Our respondents note a number of other advancements that are working to increase implant acceptance, including:
Mini-implants. Compared to conventional implants which generally have an average diameter of 4mm, mini-implants are an average of 2 to 2.5mm in diameter. Although initially designed to be temporary, some mini-implants have received FDA approval to be used as permanent implants for final prosthetics. When used in those cases, they allow for a less invasive, more cost-effective surgery, likely the driving force behind their popularity. In fact, the U.S. market for small diameter implants grew more than 30% last year, according to a Millennium Research Group study.
Immediate-loading implants. These implants are designed to be placed surgically and restored at the same appointment with either a final or temporary prosthesis. Patients are becoming more educated about immediate-loading options, thanks to direct-to-consumer advertising by implant manufacturers. "When patients know they can have all of the work done at once instead of spreading treatment out over a year, that may be the difference in whether or not they opt for the treatment," says Colin Gibb, Red Mountain Dental Arts, Mesa, Arizona. "But the criteria for these cases are very specific and should be given more emphasis than a patient's desire for immediate results."

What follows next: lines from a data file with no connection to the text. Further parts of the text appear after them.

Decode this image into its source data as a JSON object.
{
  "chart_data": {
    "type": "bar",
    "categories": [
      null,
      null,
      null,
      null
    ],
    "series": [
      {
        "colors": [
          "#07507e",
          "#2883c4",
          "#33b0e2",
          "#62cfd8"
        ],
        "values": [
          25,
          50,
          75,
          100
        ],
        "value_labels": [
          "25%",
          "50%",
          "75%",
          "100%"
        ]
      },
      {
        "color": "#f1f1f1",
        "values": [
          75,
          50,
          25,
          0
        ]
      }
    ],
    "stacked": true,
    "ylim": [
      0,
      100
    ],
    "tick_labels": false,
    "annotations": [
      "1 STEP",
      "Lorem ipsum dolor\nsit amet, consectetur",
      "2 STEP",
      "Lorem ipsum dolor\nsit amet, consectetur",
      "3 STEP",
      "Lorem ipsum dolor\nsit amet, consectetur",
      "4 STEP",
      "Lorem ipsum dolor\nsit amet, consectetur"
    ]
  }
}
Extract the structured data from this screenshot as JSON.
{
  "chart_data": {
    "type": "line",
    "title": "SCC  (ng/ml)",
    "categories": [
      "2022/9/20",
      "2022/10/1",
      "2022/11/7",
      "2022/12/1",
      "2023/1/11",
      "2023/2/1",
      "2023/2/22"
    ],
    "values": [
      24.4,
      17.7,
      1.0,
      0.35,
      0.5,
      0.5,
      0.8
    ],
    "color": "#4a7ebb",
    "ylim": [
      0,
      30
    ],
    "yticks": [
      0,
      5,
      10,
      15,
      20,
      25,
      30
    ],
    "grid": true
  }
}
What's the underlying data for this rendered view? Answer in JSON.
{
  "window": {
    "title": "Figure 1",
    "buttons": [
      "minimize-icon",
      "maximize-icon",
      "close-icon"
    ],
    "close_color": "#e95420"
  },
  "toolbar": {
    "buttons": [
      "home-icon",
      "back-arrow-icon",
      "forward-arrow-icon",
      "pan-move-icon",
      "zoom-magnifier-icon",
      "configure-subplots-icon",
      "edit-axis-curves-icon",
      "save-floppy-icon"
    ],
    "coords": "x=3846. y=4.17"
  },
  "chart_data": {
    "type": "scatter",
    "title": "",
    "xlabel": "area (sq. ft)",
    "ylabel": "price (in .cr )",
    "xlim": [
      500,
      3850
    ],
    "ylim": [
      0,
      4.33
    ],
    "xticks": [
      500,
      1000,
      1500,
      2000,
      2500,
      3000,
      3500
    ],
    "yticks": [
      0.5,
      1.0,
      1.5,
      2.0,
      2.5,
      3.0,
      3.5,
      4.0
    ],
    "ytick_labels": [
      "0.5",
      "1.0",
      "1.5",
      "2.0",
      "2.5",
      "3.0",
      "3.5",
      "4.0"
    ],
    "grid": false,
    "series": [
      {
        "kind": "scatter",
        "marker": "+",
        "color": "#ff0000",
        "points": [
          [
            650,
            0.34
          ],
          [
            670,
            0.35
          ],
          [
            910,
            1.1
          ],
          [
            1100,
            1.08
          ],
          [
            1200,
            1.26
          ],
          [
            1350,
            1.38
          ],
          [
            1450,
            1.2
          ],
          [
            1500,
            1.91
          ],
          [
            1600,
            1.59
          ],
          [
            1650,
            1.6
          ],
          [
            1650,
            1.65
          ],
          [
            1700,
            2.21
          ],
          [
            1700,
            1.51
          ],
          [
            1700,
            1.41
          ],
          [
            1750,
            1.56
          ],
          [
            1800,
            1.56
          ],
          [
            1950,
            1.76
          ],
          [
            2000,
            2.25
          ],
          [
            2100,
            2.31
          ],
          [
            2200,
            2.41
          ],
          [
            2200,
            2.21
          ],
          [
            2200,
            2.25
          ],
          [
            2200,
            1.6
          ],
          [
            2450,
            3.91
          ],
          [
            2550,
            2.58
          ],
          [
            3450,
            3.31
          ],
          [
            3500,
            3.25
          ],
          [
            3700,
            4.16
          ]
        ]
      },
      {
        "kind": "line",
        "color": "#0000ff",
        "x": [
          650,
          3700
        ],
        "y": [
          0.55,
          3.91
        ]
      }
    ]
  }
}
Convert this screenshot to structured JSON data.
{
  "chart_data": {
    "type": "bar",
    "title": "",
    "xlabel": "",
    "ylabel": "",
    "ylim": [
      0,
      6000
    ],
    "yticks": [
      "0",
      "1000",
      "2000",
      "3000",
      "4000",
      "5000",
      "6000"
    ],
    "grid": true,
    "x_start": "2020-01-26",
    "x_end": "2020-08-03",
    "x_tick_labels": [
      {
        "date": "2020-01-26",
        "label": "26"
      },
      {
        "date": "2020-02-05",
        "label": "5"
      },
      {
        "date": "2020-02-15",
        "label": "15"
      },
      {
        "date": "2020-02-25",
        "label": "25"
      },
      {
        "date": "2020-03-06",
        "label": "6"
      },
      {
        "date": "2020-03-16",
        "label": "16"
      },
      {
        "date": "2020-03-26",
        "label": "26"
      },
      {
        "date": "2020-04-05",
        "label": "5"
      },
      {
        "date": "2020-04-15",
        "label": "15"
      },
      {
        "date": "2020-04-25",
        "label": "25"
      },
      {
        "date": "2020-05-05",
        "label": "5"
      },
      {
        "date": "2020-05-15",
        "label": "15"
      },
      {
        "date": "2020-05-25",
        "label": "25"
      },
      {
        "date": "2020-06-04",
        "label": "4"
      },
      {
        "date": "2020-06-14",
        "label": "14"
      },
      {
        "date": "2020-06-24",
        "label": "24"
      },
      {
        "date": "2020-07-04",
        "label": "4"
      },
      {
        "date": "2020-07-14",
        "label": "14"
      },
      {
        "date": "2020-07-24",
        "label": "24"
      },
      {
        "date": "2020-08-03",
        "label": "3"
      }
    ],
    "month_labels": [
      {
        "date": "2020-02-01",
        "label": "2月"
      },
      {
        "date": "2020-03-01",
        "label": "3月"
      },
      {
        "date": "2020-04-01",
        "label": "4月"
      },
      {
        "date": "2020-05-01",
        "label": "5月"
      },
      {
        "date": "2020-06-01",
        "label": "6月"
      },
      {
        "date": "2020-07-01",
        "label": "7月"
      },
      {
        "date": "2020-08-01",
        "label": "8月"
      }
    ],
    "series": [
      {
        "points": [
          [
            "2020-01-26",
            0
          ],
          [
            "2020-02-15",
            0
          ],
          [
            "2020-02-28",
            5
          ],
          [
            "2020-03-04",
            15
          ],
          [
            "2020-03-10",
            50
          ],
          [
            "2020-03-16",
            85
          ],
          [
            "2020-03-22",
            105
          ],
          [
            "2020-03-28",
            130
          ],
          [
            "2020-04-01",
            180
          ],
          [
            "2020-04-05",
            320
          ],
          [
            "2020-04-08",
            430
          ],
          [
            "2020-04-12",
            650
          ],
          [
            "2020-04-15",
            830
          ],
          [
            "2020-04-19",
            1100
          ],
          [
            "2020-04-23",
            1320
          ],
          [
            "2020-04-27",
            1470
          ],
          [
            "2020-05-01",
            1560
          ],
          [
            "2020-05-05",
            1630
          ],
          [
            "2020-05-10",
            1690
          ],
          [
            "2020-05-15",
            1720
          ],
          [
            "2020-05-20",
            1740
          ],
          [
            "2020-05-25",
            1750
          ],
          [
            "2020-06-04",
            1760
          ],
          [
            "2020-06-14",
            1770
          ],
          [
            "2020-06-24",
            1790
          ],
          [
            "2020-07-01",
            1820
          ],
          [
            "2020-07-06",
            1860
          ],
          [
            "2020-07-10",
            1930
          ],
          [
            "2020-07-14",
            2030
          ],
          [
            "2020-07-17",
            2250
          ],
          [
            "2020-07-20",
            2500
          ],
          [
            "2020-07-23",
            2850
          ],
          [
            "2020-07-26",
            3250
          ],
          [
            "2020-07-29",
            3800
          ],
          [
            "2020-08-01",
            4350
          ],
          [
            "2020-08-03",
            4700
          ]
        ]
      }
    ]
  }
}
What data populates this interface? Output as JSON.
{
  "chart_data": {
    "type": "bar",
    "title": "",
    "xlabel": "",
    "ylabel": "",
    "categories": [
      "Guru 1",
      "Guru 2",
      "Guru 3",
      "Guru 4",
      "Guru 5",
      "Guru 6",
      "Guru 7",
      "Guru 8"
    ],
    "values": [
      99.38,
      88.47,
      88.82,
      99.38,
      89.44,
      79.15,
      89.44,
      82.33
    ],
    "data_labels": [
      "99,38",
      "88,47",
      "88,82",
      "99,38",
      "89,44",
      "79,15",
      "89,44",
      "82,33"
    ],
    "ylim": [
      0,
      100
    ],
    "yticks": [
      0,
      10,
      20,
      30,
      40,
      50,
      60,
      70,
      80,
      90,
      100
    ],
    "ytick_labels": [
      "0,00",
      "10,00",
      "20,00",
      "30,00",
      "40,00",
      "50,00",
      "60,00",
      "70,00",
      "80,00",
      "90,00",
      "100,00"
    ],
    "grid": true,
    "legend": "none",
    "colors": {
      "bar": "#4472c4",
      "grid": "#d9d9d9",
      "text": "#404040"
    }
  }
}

Internal connection designs. While external hex designs were once the most common, the internal configurations - internal hex, tapers and lobes - have gained popularity because they typically offer stronger abutment connections and fewer problems with screw loosening. They're also more user-friendly because they're easy for surgeons to place and for restorative dentists to impress.
Advancements in bone and tissue preservation. These include titanium coatings or plasma sprays, acid etching or microthread designs to enhance osseointegration. Also in this category is platform switching - using a prosthetic component that has a smaller diameter than the implant collar, rather than a component and implant with the same diameter - which has been shown to enhance tissue and reduce crestal bone loss by creating a shoulder between the implant and the abutment.